Across amniotes, sex-determining mechanisms exhibit great variation, yet the genes that govern sexual differentiation are largely conserved. Studies of evolution of sex-determining and sex-differentiating genes require an exhaustive characterization of functions of those genes such as FOXL2 and FGF9. FOXL2 is associated with ovarian development, and FGF9 is known to play a role in testicular organogenesis in mammals and other amniotes.

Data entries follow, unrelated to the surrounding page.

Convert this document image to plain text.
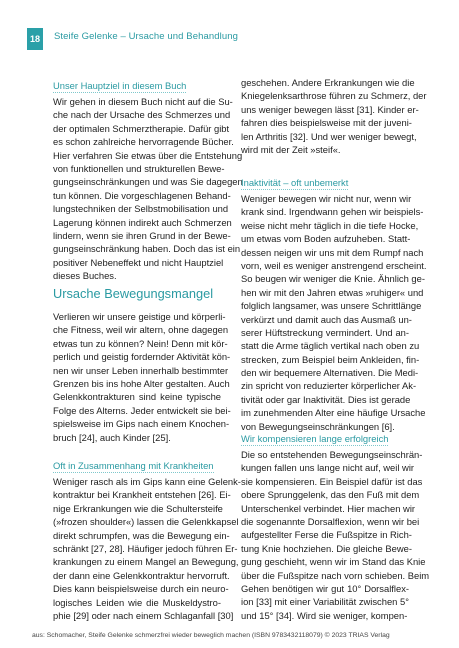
18	Steife Gelenke – Ursache und Behandlung
Unser Hauptziel in diesem Buch
Wir gehen in diesem Buch nicht auf die Su-
che nach der Ursache des Schmerzes und
der optimalen Schmerztherapie. Dafür gibt
es schon zahlreiche hervorragende Bücher.
Hier verfahren Sie etwas über die Entstehung
von funktionellen und strukturellen Bewe-
gungseinschränkungen und was Sie dagegen
tun können. Die vorgeschlagenen Behand-
lungstechniken der Selbstmobilisation und
Lagerung können indirekt auch Schmerzen
lindern, wenn sie ihren Grund in der Bewe-
gungseinschränkung haben. Doch das ist ein
positiver Nebeneffekt und nicht Hauptziel
dieses Buches.
Ursache Bewegungsmangel
Verlieren wir unsere geistige und körperli-
che Fitness, weil wir altern, ohne dagegen
etwas tun zu können? Nein! Denn mit kör-
perlich und geistig fordernder Aktivität kön-
nen wir unser Leben innerhalb bestimmter
Grenzen bis ins hohe Alter gestalten. Auch
Gelenkkontrakturen sind keine typische
Folge des Alterns. Jeder entwickelt sie bei-
spielsweise im Gips nach einem Knochen-
bruch [24], auch Kinder [25].
Oft in Zusammenhang mit Krankheiten
Weniger rasch als im Gips kann eine Gelenk-
kontraktur bei Krankheit entstehen [26]. Ei-
nige Erkrankungen wie die Schultersteife
(»frozen shoulder«) lassen die Gelenkkapsel
direkt schrumpfen, was die Bewegung ein-
schränkt [27, 28]. Häufiger jedoch führen Er-
krankungen zu einem Mangel an Bewegung,
der dann eine Gelenkkontraktur hervorruft.
Dies kann beispielsweise durch ein neuro-
logisches Leiden wie die Muskeldystro-
phie [29] oder nach einem Schlaganfall [30]
geschehen. Andere Erkrankungen wie die
Kniegelenksarthrose führen zu Schmerz, der
uns weniger bewegen lässt [31]. Kinder er-
fahren dies beispielsweise mit der juveni-
len Arthritis [32]. Und wer weniger bewegt,
wird mit der Zeit »steif«.
Inaktivität – oft unbemerkt
Weniger bewegen wir nicht nur, wenn wir
krank sind. Irgendwann gehen wir beispiels-
weise nicht mehr täglich in die tiefe Hocke,
um etwas vom Boden aufzuheben. Statt-
dessen neigen wir uns mit dem Rumpf nach
vorn, weil es weniger anstrengend erscheint.
So beugen wir weniger die Knie. Ähnlich ge-
hen wir mit den Jahren etwas »ruhiger« und
folglich langsamer, was unsere Schrittlänge
verkürzt und damit auch das Ausmaß un-
serer Hüftstreckung vermindert. Und an-
statt die Arme täglich vertikal nach oben zu
strecken, zum Beispiel beim Ankleiden, fin-
den wir bequemere Alternativen. Die Medi-
zin spricht von reduzierter körperlicher Ak-
tivität oder gar Inaktivität. Dies ist gerade
im zunehmenden Alter eine häufige Ursache
von Bewegungseinschränkungen [6].
Wir kompensieren lange erfolgreich
Die so entstehenden Bewegungseinschrän-
kungen fallen uns lange nicht auf, weil wir
sie kompensieren. Ein Beispiel dafür ist das
obere Sprunggelenk, das den Fuß mit dem
Unterschenkel verbindet. Hier machen wir
die sogenannte Dorsalflexion, wenn wir bei
aufgestellter Ferse die Fußspitze in Rich-
tung Knie hochziehen. Die gleiche Bewe-
gung geschieht, wenn wir im Stand das Knie
über die Fußspitze nach vorn schieben. Beim
Gehen benötigen wir gut 10° Dorsalflex-
ion [33] mit einer Variabilität zwischen 5°
und 15° [34]. Wird sie weniger, kompen-
aus: Schomacher, Steife Gelenke schmerzfrei wieder beweglich machen (ISBN 9783432118079) © 2023 TRIAS Verlag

As a step toward characterization of the evolutionary history of sexual development, we measured expression of FOXL2 and FGF9 across 3 developmental stages and 8 juvenile tissue types in male and female American alligators, Alligator mississippiensis. We report surprisingly high expression of FOXL2 before the stage of embryonic development when sex is determined in response to temperature, and sustained and variable expression of FGF9 in juvenile male, but not female tissue types. Novel characterization of gene expression in reptiles with temperature-dependent sex determination such as American alligators may inform the evolution of sex-determining and sex-differentiating gene networks, as they suggest alternative functions from which the genes may have been exapted. Future functional profiling of sex-differentiating genes should similarly follow other genes and other species to enable a broad comparison across sex-determining mechanisms.